At the same time, the Sierra Madre villas make it a fresh place that's unlike anywhere else found in New Vegas, apart from everything being trashed and looted. Dead Money's greatest strength is in its story and characters, which might be especially appealing to players that want further closure on the Helios One and Veronica storylines. We loved the idea of holograms wandering around on infinite loop in an abandoned city like ghosts. There are also a handful of clues scattered around indicating what the next DLC expansion will include. Howver, we wish some of the heist elements were a little more involved. For example, one guy's role is to hold two wires together once you trigger the signal. On the other hand, we enjoyed seeing things play out as the crew inevitably turns against you, and all you have to do is set things up so that the Ghost People won't rush him immediately after the task. Furthermore, the rewards of playing through Dead Money are somewhat limited.

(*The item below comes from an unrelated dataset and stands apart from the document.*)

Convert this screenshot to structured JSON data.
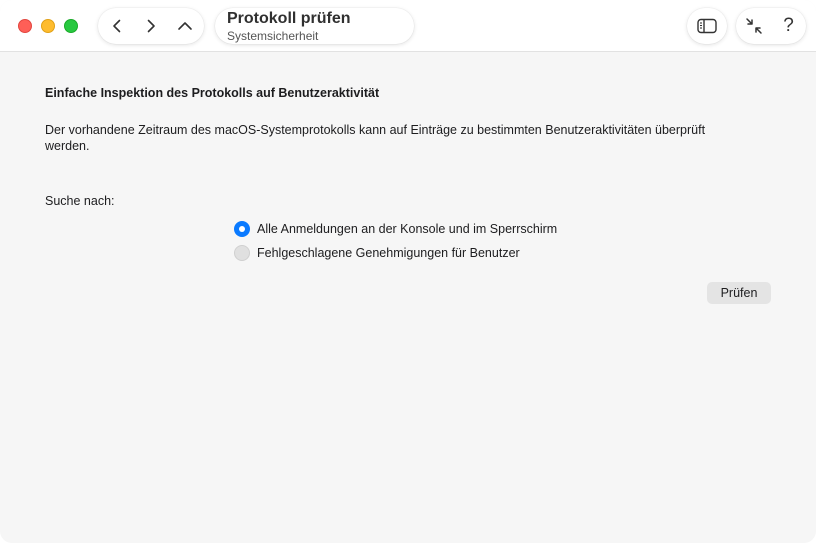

As stated earlier, we weren't terribly impressed with the new weapon selection, so there's not a whole lot of technology worth bringing back into the main game. After breaking into the Sierra Madre Casino and opening its secret vault, the game presents an interesting decision. It's almost impossible for players to loot the vault for all its valuable gold bars and win because the weight of it all slows the character down too much to escape. You can still escape with a small fortune in gold, which is nice except no vendor in the game carries enough money to pay the full value of a single gold bar and only a handful can afford to pay most of what one is worth. Even so, it's a bit of a downer to know that there's no way to "have it all," since there's no way to return to the Sierra Madre after completing the campaign. There's a bunker housing a holographic vending machine with an unlimited inventory, but it only uses Sierra Madre currency, which becomes slightly annoying (unless you complete a special side achievement) since the machine only accepts specific items for trade-ins. Furthermore, with the exception of a demolition charge and some mods, it doesn't dispense weapons. So, whatever items you grab up from the Sierra Madre are all you're going to get.

So, the rewards of running a heist in Dead Money are a bit mixed. We weren't disappointed with our trip to the Sierra Madre, but we hoped that we'd get a little more out it. At least the level cap increase helps us feel better. Players that value great storytelling and characters should definitely pick up Dead Money, as should players who are starting to think the main game is getting a little too easy. The campaign is all about trying to manage need over greed, and we feel like it hits us over the head with that lesson. Still, Dead Money is a fun ride and a nice change of pace from the main New Vegas storyline.